Lim Kit Siang

Slowing talent growth adds to brain drain woes

By Leslie Lau

KUALA LUMPUR, May 7 — Malaysia ranked 36th out of 60 countries in the Economist Intelligence Unit’s latest Global Talent Index which saw the United States placed as the top country in producing talent, while Singapore and Nordic nations were rated stellar performers.

The Global Talent Index (GTI) report for 2011, released yesterday, also projected Malaysia’s ranking would fall marginally by three places to 39th out of 60 countries by 2015, reflecting the country’s struggle with brain drain and retaining talent.

The World Bank’s report on the country’s brain drain released last Thursday showed that the number of Malaysians with tertiary education who moved abroad tripled in the last two decades.

Two out of every 10 Malaysians with a tertiary education opted for either OECD countries or Singapore.

As of 2010, the World Bank estimated the Malaysian diaspora at about one million, of whom one-third were tertiary educated.

The talent outflow threatens to erode the country’s skills base and derail its ambition to be a developed high-income nation by 2020, more so as the loss of the nation’s “best and brightest” was not being replaced with talent inflow.

The number of expatriates in Peninsular Malaysia fell by about one-quarter between 2004 and 2010, with all the major source countries but two registering declines and in the case of advanced countries, double-digit contractions.

Malaysia’s regional rival Singapore placed fifth in the 2011 GTI and is projected to fall by just one spot in 2015.

Economists have said Malaysia needs to ensure a greater degree of meritocracy in education and employment to tackle the fundamental causes of Malaysia’s brain drain problem.

The GTI index benchmarks countries on their capacity for developing, attracting and retaining talent, both in 2011 and projected to 2015.

According to the GTI report, the foremost strengths of the US are the excellence of its universities, the high overall quality of its existing workforce and a meritocratic environment that is relatively unencumbered by restrictive labour regulation.

Denmark, Finland and Norway figure in the index top five in both 2011 and 2015, and Sweden joins them in the latter year — all thanks in part to their consistent and substantial investment in education from primary through tertiary level, the report said.

The report also said Australia and Singapore are other strong performers, the former due, among other factors, to its high-quality universities and the latter to its openness to international trade and foreign direct investment.

In its summary, the GTI report concludes that talent flourishes in, and is drawn to, developed and wealthy economies with liberal, democratic political systems.
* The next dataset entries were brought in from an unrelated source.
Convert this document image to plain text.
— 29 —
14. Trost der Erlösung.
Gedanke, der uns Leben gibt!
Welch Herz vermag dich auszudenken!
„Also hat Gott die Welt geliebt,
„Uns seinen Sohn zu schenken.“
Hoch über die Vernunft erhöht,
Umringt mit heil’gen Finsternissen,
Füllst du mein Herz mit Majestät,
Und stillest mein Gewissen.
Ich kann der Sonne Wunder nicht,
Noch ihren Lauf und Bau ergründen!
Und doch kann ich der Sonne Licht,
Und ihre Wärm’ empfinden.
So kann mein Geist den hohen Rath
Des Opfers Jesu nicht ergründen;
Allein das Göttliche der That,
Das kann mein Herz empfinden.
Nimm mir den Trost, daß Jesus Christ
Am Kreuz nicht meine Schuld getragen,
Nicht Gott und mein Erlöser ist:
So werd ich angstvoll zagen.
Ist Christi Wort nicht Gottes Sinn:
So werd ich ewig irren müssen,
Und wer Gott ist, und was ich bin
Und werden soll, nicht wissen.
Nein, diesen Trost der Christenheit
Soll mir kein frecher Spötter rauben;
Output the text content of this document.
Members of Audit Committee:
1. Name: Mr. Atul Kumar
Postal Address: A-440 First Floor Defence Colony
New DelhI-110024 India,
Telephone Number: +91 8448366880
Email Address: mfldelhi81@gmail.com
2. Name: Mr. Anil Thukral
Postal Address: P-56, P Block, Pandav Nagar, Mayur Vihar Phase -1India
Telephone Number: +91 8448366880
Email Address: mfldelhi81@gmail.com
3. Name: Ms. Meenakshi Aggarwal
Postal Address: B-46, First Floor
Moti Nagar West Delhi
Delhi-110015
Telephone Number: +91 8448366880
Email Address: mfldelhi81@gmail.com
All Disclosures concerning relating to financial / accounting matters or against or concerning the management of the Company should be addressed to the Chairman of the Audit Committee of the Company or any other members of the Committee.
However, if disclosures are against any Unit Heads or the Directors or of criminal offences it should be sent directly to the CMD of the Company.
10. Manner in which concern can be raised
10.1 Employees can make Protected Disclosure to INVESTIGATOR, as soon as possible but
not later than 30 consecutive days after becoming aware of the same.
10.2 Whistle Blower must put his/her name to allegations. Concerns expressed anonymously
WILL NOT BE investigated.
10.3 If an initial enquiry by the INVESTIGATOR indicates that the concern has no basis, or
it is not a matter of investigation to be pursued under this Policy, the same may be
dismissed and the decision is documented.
The report states that “Asia’s performance is substantially boosted by some (although not all) of its developed countries such as Hong Kong, Singapore and Taiwan. Similarly, the Middle East is bolstered by Israel.

To validate the index results, the GTI report said the final 2011 rankings were correlated against the World Economic Forum’s country competitiveness rankings.

They were also correlated against data for the percent of a country’s population with tertiary education, as well as the World Economic Forum’s “Brain drain” indicator, which seeks to evaluate the extent to which countries struggle with talent losses.

In the World Economic Forum’s competitiveness rankings last year, Malaysia placed 26th while Singapore came in third.